I probably won't need a second network on each frequency, none of us has a gaming system right now. Our laptops will be on the 5 Ghz (they're all .n devices) and our iPhone 3GSs will stay on the 2.4 Ghz network. Maybe I'll set up a Guest network for actual guests on the 2.4 Ghz frequency.

Do the .g devices actually need to be in use to throttle .n devices on the same network, or merely turned on and connected to the network? (ex: an iPhone sitting on my desk connected to the network but not in use)
 
404Ender said:
So are the 2.4 Ghz and 5 Ghz literally separate, connectable networks (2 different names, passwords, etc that I'll have to set up) or are they just the different frequency ranges using the same encryption and credentials?

Completely seperate networks with seperate credentials and wireless encryption, that all use the same wired internet connection (eg: cable modem or whatever) that you give it. You could give them the same name, pass, and encryption if you wanted, but they would still show up as seperate names in a wifi search. (This is why a lot of 802.11n routers you see have two or even three physical antennas - its meant to cover both frequency bands. The WNDR3700 uses internal antennas.)

The guest network you can use on each frequency basically doubles the number of discrete networks (to 4), with the exception that they're using the same spectrum.

404Ender said:
Do the .g devices actually need to be in use to throttle .n devices on the same network, or merely turned on and connected to the network? (ex: an iPhone sitting on my desk connected to the network but not in use)

I'm told that it's only for use - like, when the iPhone is pulling data, traffic throttles down to .g bandwidth, but for idle connections it's fine. I can't find a source article at the moment, but that's what I remember reading. (Found an apple forum post confirming, I guess...)

And yeah, just checked and as far as I can tell the iPhone 4 is 802.11n on 2.4GHz only (makes sense, as someone else on GAF pointed out they don't want a third antenna on this thing. :lol )
 
Any of you know when the new 450mbps routers are going on sale?

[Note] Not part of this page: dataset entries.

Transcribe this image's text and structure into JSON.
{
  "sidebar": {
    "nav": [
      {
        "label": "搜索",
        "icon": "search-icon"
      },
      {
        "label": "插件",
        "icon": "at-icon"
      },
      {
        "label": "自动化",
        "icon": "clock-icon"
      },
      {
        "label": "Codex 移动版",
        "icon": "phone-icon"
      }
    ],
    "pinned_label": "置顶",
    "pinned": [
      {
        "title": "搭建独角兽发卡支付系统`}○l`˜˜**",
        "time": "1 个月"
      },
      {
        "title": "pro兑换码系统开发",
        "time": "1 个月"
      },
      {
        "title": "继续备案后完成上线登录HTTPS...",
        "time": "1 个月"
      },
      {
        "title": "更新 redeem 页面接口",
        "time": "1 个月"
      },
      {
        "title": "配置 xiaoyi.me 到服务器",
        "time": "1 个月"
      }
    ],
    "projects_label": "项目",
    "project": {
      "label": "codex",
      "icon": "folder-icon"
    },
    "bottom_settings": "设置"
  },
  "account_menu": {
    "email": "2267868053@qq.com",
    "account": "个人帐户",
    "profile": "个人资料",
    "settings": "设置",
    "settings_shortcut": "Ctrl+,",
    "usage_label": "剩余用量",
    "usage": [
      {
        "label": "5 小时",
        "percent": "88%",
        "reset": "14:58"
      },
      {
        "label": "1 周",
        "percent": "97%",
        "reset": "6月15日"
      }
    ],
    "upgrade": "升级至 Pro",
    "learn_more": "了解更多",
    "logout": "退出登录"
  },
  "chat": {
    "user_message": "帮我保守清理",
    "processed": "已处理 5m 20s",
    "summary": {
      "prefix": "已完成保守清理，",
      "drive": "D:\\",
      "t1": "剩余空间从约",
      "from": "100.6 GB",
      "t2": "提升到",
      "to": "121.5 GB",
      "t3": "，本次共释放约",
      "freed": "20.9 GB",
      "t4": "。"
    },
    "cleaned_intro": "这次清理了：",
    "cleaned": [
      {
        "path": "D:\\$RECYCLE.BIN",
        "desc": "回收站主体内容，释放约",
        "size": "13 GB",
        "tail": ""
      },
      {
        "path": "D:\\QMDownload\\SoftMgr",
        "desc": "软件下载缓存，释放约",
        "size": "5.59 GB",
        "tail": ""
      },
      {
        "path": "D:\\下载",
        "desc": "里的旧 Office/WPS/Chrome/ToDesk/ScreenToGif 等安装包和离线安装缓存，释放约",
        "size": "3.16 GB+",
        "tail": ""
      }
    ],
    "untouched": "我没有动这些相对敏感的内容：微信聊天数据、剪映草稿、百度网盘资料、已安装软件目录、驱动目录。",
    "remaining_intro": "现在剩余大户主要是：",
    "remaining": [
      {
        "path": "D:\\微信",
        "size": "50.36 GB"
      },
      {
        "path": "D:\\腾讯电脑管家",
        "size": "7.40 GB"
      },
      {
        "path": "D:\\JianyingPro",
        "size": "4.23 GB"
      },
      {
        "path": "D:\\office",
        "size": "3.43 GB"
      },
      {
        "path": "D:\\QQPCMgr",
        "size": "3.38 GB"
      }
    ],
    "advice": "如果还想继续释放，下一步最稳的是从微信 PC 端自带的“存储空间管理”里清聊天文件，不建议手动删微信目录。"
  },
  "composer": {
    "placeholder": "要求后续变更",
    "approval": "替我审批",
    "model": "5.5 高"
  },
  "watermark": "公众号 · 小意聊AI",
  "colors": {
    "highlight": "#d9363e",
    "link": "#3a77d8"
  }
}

I want an N final router to go with my Intel 6300 wifi card.
 
I was thinking about upgrading to the Apple Airport Extreme dual-band router, but I was wondering if anyone has done speed tests with wired connections?

I currently have a D-Link DGL-4300 which has 1gbit ports, but the highest speed I ever see when transferring files over CAT6 cable to other computers on the network is around 88mbit.
 
SuicideUZI said:
I currently have a D-Link DGL-4300 which has 1gbit ports, but the highest speed I ever see when transferring files over CAT6 cable to other computers on the network is around 88mbit.

Um. Are you sure the computers have gigabit network cards?
 
Keep in mind that you are also limited by your hard drive's transfer speed as well, my old 500GB sata 150 drive from Seagate couldn't pump out more than 88mbits sustained so I could have everything hooked up with some super fancy fiber and it wouldn't transfer any faster.
maharg said:
Are you sure you're not measuring in megabytes/s? 88MB/s would be a reasonable real world result from gigabit ethernet.
Good point as well, I always get that shit messed up myself. I hate the way shit is measured in this age.
 
Are you sure you're not measuring in megabytes/s? 88MB/s would be a reasonable real world result from gigabit ethernet.
 
maharg said:
Are you sure you're not measuring in megabytes/s? 88MB/s would be a reasonable real world result from gigabit ethernet.


I am sure I am not measuring in megabytes, I get around 11MB/s which equals 88mbit and i have a 10,000RPM WD VelociRaptor HDD, when transferring files to it from an external USB HDD I get over 30MB/s so its not a HDD limitation either
 
Well 11MB is pretty fucking terrible, have you tried futsing around the NIC's connection settings in Windows? Mine has a shit ton of options, like "green ethernet" options that limit it's speed, maybe the auto-negotiation is choosing a slower speed, jumbo frames might be disabled(although that may need to stay disabled), I dunno though, seems like no NIC would ship these days that slow and I doubt any driver for a NIC would cripple it that much.

But if jumbo frames are enabled you might try enabling it as Dlink claims it really kills performance.